Launch the Terminal application by using Spotlight. If you’re using some flavor of Linux and you can’t find the terminal, you should seek another operating system. To save you the reading, I’ll list a few commands in order of their probable discovery and usefulness.
* I’ll give you just one warning: anything you do or change is permanent here. If you move or remove a directory which has files in it, they will not come back. The Terminal is powerful and with great power comes great danger.
Commands are entered at the prompt and typically accept delimiters/options and arguments. Any possible commands will be listed in blue.
man is probably the most useful command. It accepts the name of any command as it’s argument. Try manning man by typing man man. Read through the manual page. I recommend manning every command listed and experimenting with different options in order to better understand them.
pwd displays the current working directory, which is the directory which you are currently in.
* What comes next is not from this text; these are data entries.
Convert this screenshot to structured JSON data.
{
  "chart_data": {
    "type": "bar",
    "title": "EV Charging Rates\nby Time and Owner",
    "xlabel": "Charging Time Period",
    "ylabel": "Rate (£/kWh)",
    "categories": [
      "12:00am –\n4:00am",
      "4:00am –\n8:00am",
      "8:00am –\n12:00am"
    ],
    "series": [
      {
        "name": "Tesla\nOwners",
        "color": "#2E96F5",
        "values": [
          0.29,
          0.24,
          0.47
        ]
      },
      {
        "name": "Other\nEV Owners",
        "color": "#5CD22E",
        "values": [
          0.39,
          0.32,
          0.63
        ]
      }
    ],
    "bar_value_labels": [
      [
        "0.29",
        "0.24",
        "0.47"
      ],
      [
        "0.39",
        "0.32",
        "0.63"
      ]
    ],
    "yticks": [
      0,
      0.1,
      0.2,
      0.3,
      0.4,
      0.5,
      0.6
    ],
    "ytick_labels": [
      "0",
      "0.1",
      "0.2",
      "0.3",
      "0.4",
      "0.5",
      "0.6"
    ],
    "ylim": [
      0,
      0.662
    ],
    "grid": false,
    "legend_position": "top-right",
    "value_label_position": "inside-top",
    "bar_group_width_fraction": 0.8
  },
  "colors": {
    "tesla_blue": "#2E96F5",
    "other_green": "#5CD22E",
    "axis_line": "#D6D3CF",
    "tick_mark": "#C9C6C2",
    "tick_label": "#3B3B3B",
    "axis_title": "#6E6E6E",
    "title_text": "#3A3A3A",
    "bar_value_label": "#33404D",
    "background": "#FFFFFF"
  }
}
ls lists the contents of the current directory. Consider ls -a -h -l ./, which lists the current directory, referred to by the dot and slash ./, with the format list -a for all, -h for human readable and -l for list. The same command can be accomplished in shorthand by typing ls -ahl. I find it important to know the origins of a command as well as the shorthand.
clear is a useful command for people who can’t stand clutter.
cd stands for change directory. You can cd into any directory in your current working directory or by typing cd and the name of the directory or folder. If you cd without any arguments, you will return to your home directory, which you can then use pwd to determine. If you wish to change to a specific directory, follow the command with the name of the directory exactly as it would appear from the root, which is /. Change to your root directory with cd /. You are now at the “beginning” of your file system. Navigate to /Volumes/Macintosh/Users/ and list the directory (ls). You’re in the directory one higher above your user directory. Navigate to your user directory from here. You will notice that /Volumes/Macintosh/Users/”User Name” is exactly the same directory as /Users/”User Name”. While in this directory, type pwd -P in order to show the “symbolic name” of the directory. The operating system utilizes a bit of trickery in order to make certain directories easier to access. If you would like to navigate backwards or upwards in a directory to the “parent directory,” use cd ..; that’s change directory dot dot. You can concatenate these commands as well. Consider cd ../..; that’s change directory dot dot slash dot dot.
mv stands for move. move can be used to move and rename files. If you wish to rename a file or directory, the first argument will be the old name and the second the new name. Consider: mv oldName newName. If the second argument is a directory, it will relocate the directory into the directory provided.
rm stands for remove. This deletes files permanently. You can remove directories with the option -r. You may also consider rmdir to remove directories.
mkdir stands for make directory.
touch can be used to create text files by giving the file name as the argument. Consider touch testfile.txt. touch has another primary purpose, which man should clear up.
vim is a powerful text editor. nano is a much simpler text editor. Man both of them and determine the differences for yourself.